Wednesday, September 12, 2012

Protests Spread to US Embassy in Sudan

Protest at US embassy in Sudan over anti-Islam film

(AFP)

KHARTOUM — Hundreds of protesters upset over a movie mocking Islam demonstrated outside the American embassy in Sudan on Wednesday, an embassy official said, after attacks on US missions in Libya and Egypt.

"I do believe it was a few hundred," the official said, asking for anonymity. "Our compound was not breached."

The amateur American-made Internet video film at the centre of the controversy, Innocence of Muslims, portrays Muslims as immoral and gratuitously violent.

The film is being promoted by controversial Florida pastor Terry Jones, who has drawn protests in the past.

"It has to do with this film," the US embassy official said of the protest by a group which called itself "Sudanese Youth".

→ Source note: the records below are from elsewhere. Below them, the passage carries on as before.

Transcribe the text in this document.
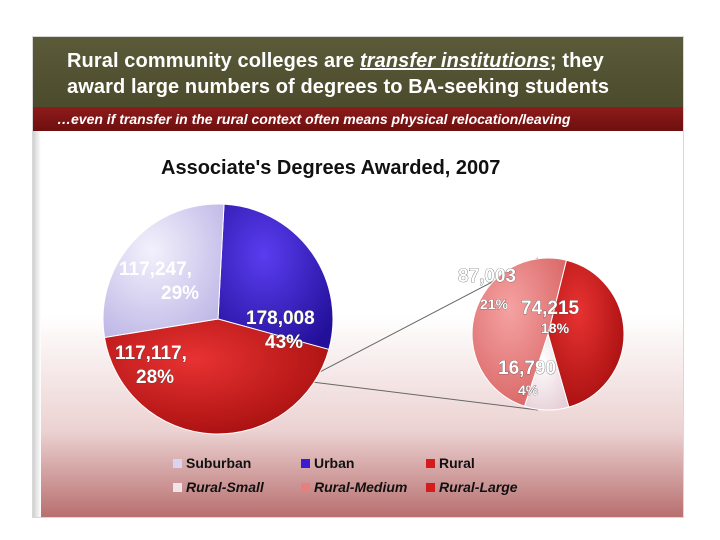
Rural community colleges are transfer institutions; they
award large numbers of degrees to BA-seeking students
…even if transfer in the rural context often means physical relocation/leaving
Associate's Degrees Awarded, 2007
117,247,
29%
178,008
43%
117,117,
28%
87,003
21% 74,215
18%
16,790
4%
Suburban	Urban	Rural
Rural-Small	Rural-Medium	Rural-Large
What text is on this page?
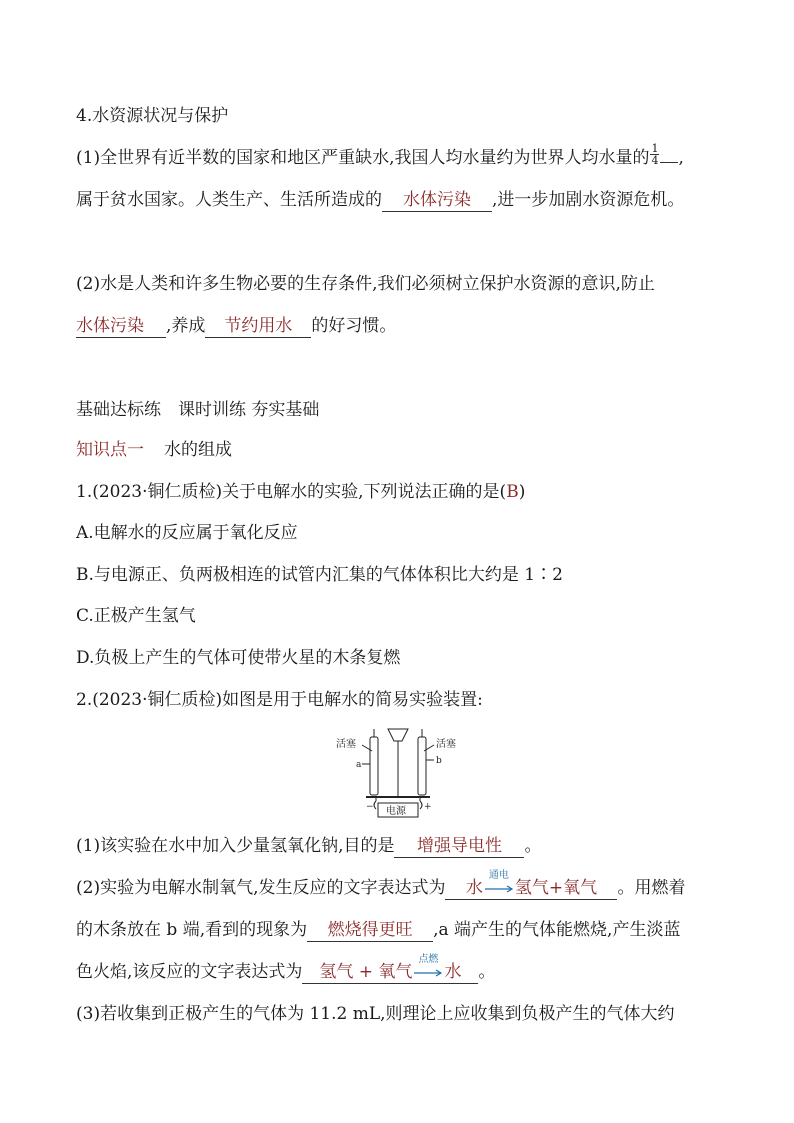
4.水资源状况与保护
(1)全世界有近半数的国家和地区严重缺水,我国人均水量约为世界人均水量的 $\frac{1}{4}$ ,
属于贫水国家。人类生产、生活所造成的 水体污染 ,进一步加剧水资源危机。
(2)水是人类和许多生物必要的生存条件,我们必须树立保护水资源的意识,防止
水体污染 ,养成 节约用水 的好习惯。
基础达标练　课时训练 夯实基础
知识点一 水的组成
1.(2023·铜仁质检)关于电解水的实验,下列说法正确的是(B)
A.电解水的反应属于氧化反应
B.与电源正、负两极相连的试管内汇集的气体体积比大约是 1∶2
C.正极产生氢气
D.负极上产生的气体可使带火星的木条复燃
2.(2023·铜仁质检)如图是用于电解水的简易实验装置:
活塞	活塞
a	b
电源
−	+
(1)该实验在水中加入少量氢氧化钠,目的是 增强导电性 。
(2)实验为电解水制氧气,发生反应的文字表达式为 水
通电
氢气+氧气 。用燃着
的木条放在 b 端,看到的现象为 燃烧得更旺 ,a 端产生的气体能燃烧,产生淡蓝
色火焰,该反应的文字表达式为 氢气 + 氧气
点燃
水 。
(3)若收集到正极产生的气体为 11.2 mL,则理论上应收集到负极产生的气体大约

He said embassy staff met three of the protesters, who delivered written demands.

"They were asking for an immediate apology, removal of the YouTube video", and expressed their displeasure at pastor Jones, the official said.

In neighbouring Egypt on Tuesday thousands of demonstrators tore down the Stars and Stripes at the Cairo US embassy and replaced it with a black Islamic flag, similar to one adopted by several militant groups.

In Khartoum, the sprawling US embassy compound is located far from the city centre.

In 2008, an American embassy aid worker, John Granville, 33, and his driver were killed in a drive-by shooting in the Sudanese capital. The attack was claimed by Islamic extremists.

Khartoum is seeking the removal of United States sanctions imposed in 1997 over support for international terrorism, its human rights record and other concerns.